In essence, the big change for him will be that there will be a new small business health insurance exchange in Kentucky, as in the other states, where small businesses can also go to buy coverage. And this will mean in many states that there are more options available for small businesses than ever before.


In some instances, those plans will probably be more reasonably priced, because in effect what is happening now is that we're putting all the small business workers and many states into larger groups, in effect, of people who are going to be buying coverage on the marketplace.


RAY SUAREZ: Is Kentucky one of the states that is cooperating with the federal government in rolling out the Affordable Care Act?


SUSAN DENTZER: Kentucky is in fact running its own state-based insurance exchange, so both for the individual exchange and the so-called shop exchange, the small business exchange, those are being run by the state.


RAY SUAREZ: We have also been getting through e-mail and other forms of communication, social media, other people's questions.


Irma Flieger from Lumberton, New Jersey, writes: "My employer found a loophole where they can drop employees from their benefits coverage. So, come January, I will be out of coverage. For me to get it on the exchange, I need to come up with at least $250 a month, which I don't have. How am I going to get mandated health care if I don't have extra money to get it? I don't qualify for the subsidized price because my wife and I supposedly make too much."


SUSAN DENTZER: Well, not knowing entirely his circumstances, it sounds as if he may be working less than a full-time job, in which this case his employer felt that it wasn't necessary to provide coverage.


Possibly, it could be the case that his employer intends to move to something called a defined contribution plan, where eventually the employer will simply give an employee money to go to an individual insurance exchange to buy coverage. I'm not sure about the subsidies in his case.
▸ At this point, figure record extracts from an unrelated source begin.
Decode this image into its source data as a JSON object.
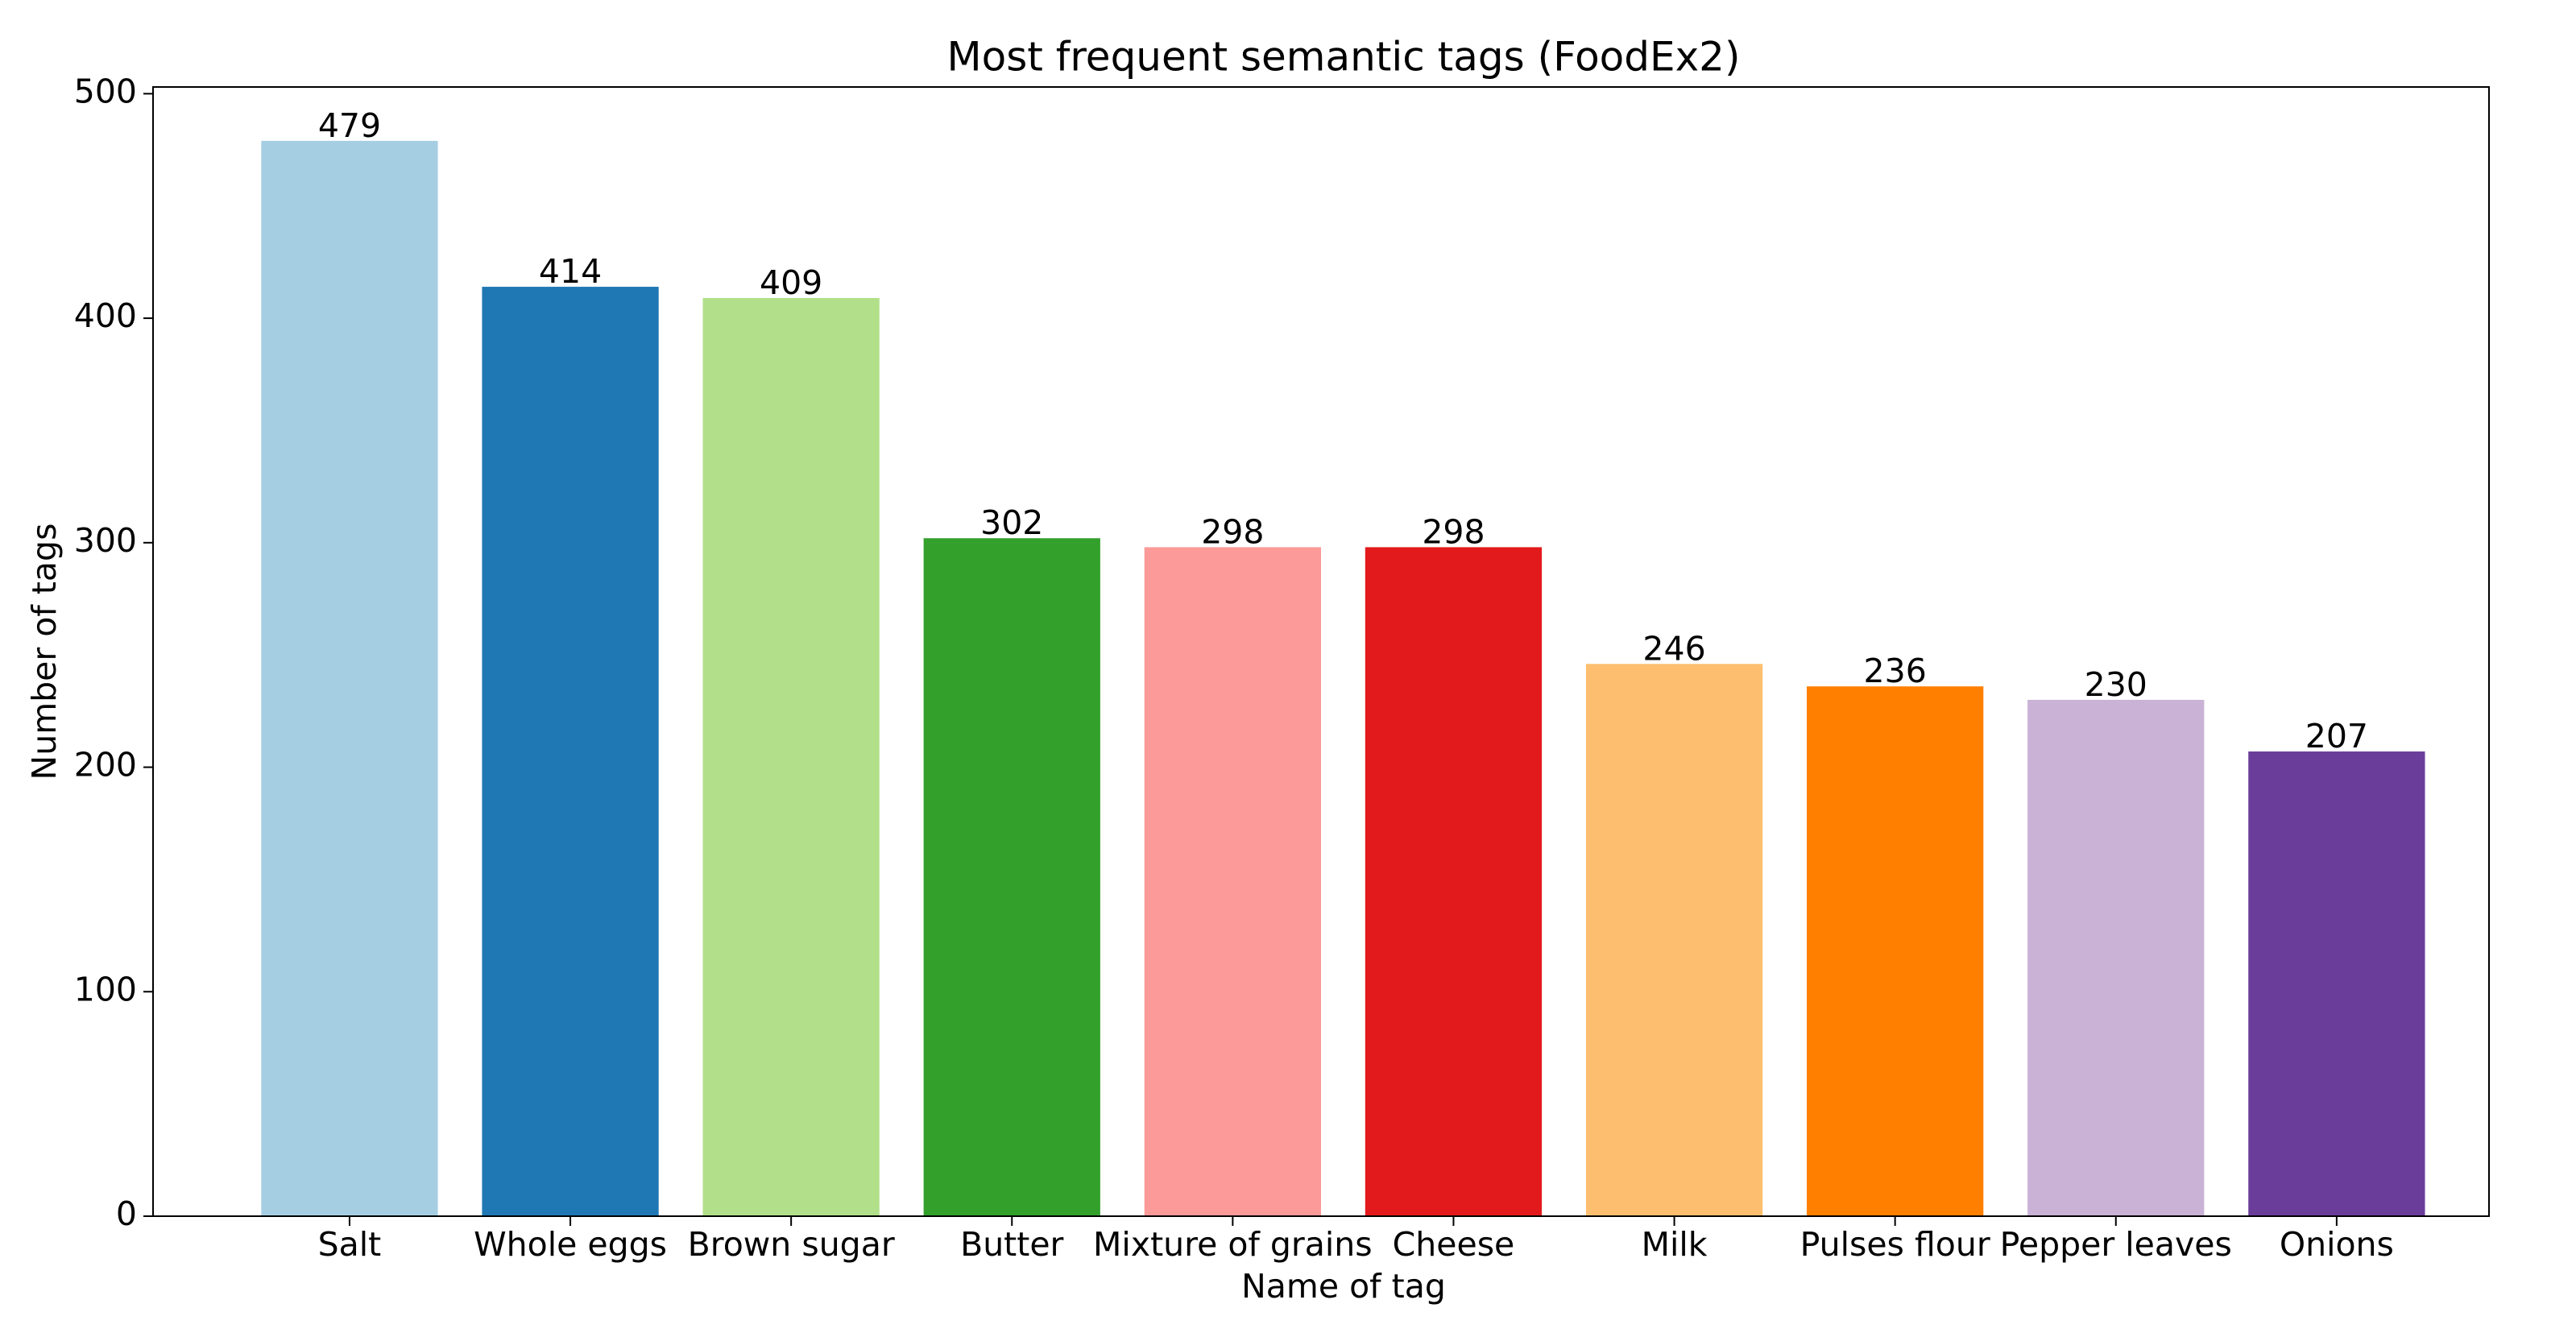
{
  "chart_data": {
    "type": "bar",
    "title": "Most frequent semantic tags (FoodEx2)",
    "x_label": "Name of tag",
    "y_label": "Number of tags",
    "categories": [
      "Salt",
      "Whole eggs",
      "Brown sugar",
      "Butter",
      "Mixture of grains",
      "Cheese",
      "Milk",
      "Pulses flour",
      "Pepper leaves",
      "Onions"
    ],
    "values": [
      479,
      414,
      409,
      302,
      298,
      298,
      246,
      236,
      230,
      207
    ],
    "colors": [
      "#a6cee3",
      "#1f78b4",
      "#b2df8a",
      "#33a02c",
      "#fb9a99",
      "#e31a1c",
      "#fdbf6f",
      "#ff7f00",
      "#cab2d6",
      "#6a3d9a"
    ],
    "ylim": [
      0,
      503
    ],
    "yticks": [
      0,
      100,
      200,
      300,
      400,
      500
    ],
    "grid": false
  }
}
It is the case that the subsidies are available to families -- say, a family of four with income up around $94,000 a year, four times the federal poverty level.


So the subsidies are rather generous in most instances. And they average for an individual about -- the average subsidy will be about $5,000.


RAY SUAREZ: Stories have been hitting the news from time to time of employers changing what they provide in the wake of the law.


Are there any either incentives or disincentives for employers to change what they do when it comes to providing health care options for their workers?


SUSAN DENTZER: Well, it certainly is the case that the United States has been an outlier in the sense that we have tied so much health insurance coverage to employment or your employment status or the status of your parents or others.


So we are an outlier in that respect, and we are moving gradually to a system where people can be assured of coverage even if they're not working. So we're attenuating this tie to employment over time. And I think in general we expect over time more and more workers will want to be buying coverage on an exchange by themselves, will want the access to more insurance options than typically many people have through an employer.


And I think over time we will see more of the coverage move to people buying it on their own through exchanges, probably with assistance financially from their employers, as well as, of course, from the government for those with low enough incomes.


RAY SUAREZ: In a case like that Fliegers, they might have been told to buy COBRA before. Is that still going to exist in the same way for people who are losing their health care from their employer?


SUSAN DENTZER: Yes, COBRA will exist, so that if you lose a job,you will have the ability to retain your employment-based coverage for the COBRA premium.


However -- this is another aspect of the law that I think for many people will represent a positive. You will have more choices if you're unemployed in the future, because you will be able most likely to buy coverage through the marketplace and to avail yourself of subsidies if your income is low enough.


RAY SUAREZ: Susan Dentzer, thanks for making it seem so simple.


SUSAN DENTZER: Great to be with you, Ray.